Modern automobile assembly plants were once labeled "gold-plated sweat shops" by the late union leader Walter Reuther because almost every motion of the hard-pressed workers was controlled minute by minute by rapidly moving assembly lines.
Distressingly, our high-tech society has allowed employers to impose that sort of rigid discipline on millions of once comparatively independent office workers.
Computers can monitor every motion of office workers--every second of every working day. Supervisors use computers to, among other things, count the number of times a worker strikes the keyboard of a word processor.
If an office worker goes to the bathroom, that trip is often logged by the computer. If the toilet visit takes longer than the supervisor believes appropriate, the worker can be asked to explain.
At some companies, workers are even subjected to subliminal messages flashed on the screens of word processors. They range from benign phrases like "my world is calm" to offensive ones like "work faster."
Several studies have shown that second-by-second electronic surveillance of workers significantly increases job-related stress and often diminishes efficiency.
Usually, workers know they are being watched by their machines. But electronic supervision often is surreptitious.
An estimated 10 million of the 15 million workers who use video display terminals are regularly monitored, according to the National Institute of Occupational Safety and Health.
Telephones, too, play an increasingly important role in management's surveillance of workers. Employees' telephones are often bugged to make sure workers follow company rules.
The practice is legal everywhere but in California and West Virginia, which have sensible anti-bugging laws requiring employers to use a "beep" signal when monitoring calls.
Even in California, employees' telephones are being tapped.

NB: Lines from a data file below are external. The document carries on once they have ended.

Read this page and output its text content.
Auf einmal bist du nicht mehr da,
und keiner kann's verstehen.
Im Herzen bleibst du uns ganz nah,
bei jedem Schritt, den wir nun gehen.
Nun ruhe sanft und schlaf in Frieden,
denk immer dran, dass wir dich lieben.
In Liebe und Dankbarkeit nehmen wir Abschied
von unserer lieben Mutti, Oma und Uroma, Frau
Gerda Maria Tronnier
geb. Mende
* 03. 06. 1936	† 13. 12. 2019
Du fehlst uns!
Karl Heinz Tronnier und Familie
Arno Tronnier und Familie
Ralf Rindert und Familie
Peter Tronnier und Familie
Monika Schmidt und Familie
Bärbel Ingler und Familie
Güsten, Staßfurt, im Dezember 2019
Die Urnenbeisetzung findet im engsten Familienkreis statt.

A temporary court injunction suspending the state law has been obtained by the airline industry, which contends that the telephone tapping issue has been preempted by federal legislation.
Shades of Frederick W. Taylor!
Taylor was the genius behind mass production, made possible by his idea of breaking big jobs into many small, easily performed tasks that could be performed on assembly lines controlled by management.
Taylor figured that jobs in what he called the new scientific age of the early 1900s had to be made so simple that "a child or a gorilla" could perform them.
He said that closely supervised, simple jobs were needed because average workers could not understand more complex tasks because of their "lack of education or insufficient mental capacity."
But managers of assembly-line factories finally are recognizing the dehumanizing effects of Taylorism. Increasingly, factory workers are getting more complex and more interesting jobs. And companies are giving workers more and more responsibility for everything from quality control to production quotas to assembly-line speed.
Many office managers, though, are heading in the opposite direction by adopting Taylor's attitude of simple jobs for simple-minded people.
A few, very minimal steps may be taken soon to put some limits on these worker abuses, which are spreading rapidly in this electronic age.
Legislation has been introduced in Congress and in several state legislatures to curb telephone bugging, for instance. Modest bills in Congress proposed by Rep. Don Edwards (D-San Jose) and Sen. Alan K. Simpson (R-Wyo.) would prohibit employers from secretly listening to employees' telephone calls. That is similar to the California law.
Industry is fighting the legislation, arguing that workers' phone calls must be closely monitored to make sure they treat customers according to rules laid down by management.
Morton Bahr, president of the Communications Workers of America, told a House subcommittee the other day that "this insidious management practice" doesn't affect just workers.
"While most Americans believe their telephone calls are private and free from bugging, in fact, hundred of millions of calls (from consumers) are secretly listened in to," he said.
Bugging has long been a problem in the telephone industry, and the union's complaints have had little effect. Complaints by individual workers do little good, either.
Take the case of Mary L. Williams, who insists that her angry criticism of the practice led to her dismissal last week as a reservation clerk for United Airlines.
On June 23, she went on Ted Koppel's ABC television news program, "Nightline," to denounce the bugging of conversations between employees and customers as well as eavesdropping on personal conversations among co-workers.
Three days later, Williams received a letter from United instructing her to see a psychiatrist about her use of a long medical leave for a foot operation.
United said that it was only a coincidence that she was asked to go to a psychiatrist shortly after her appearance on the Koppel show, and that could be true.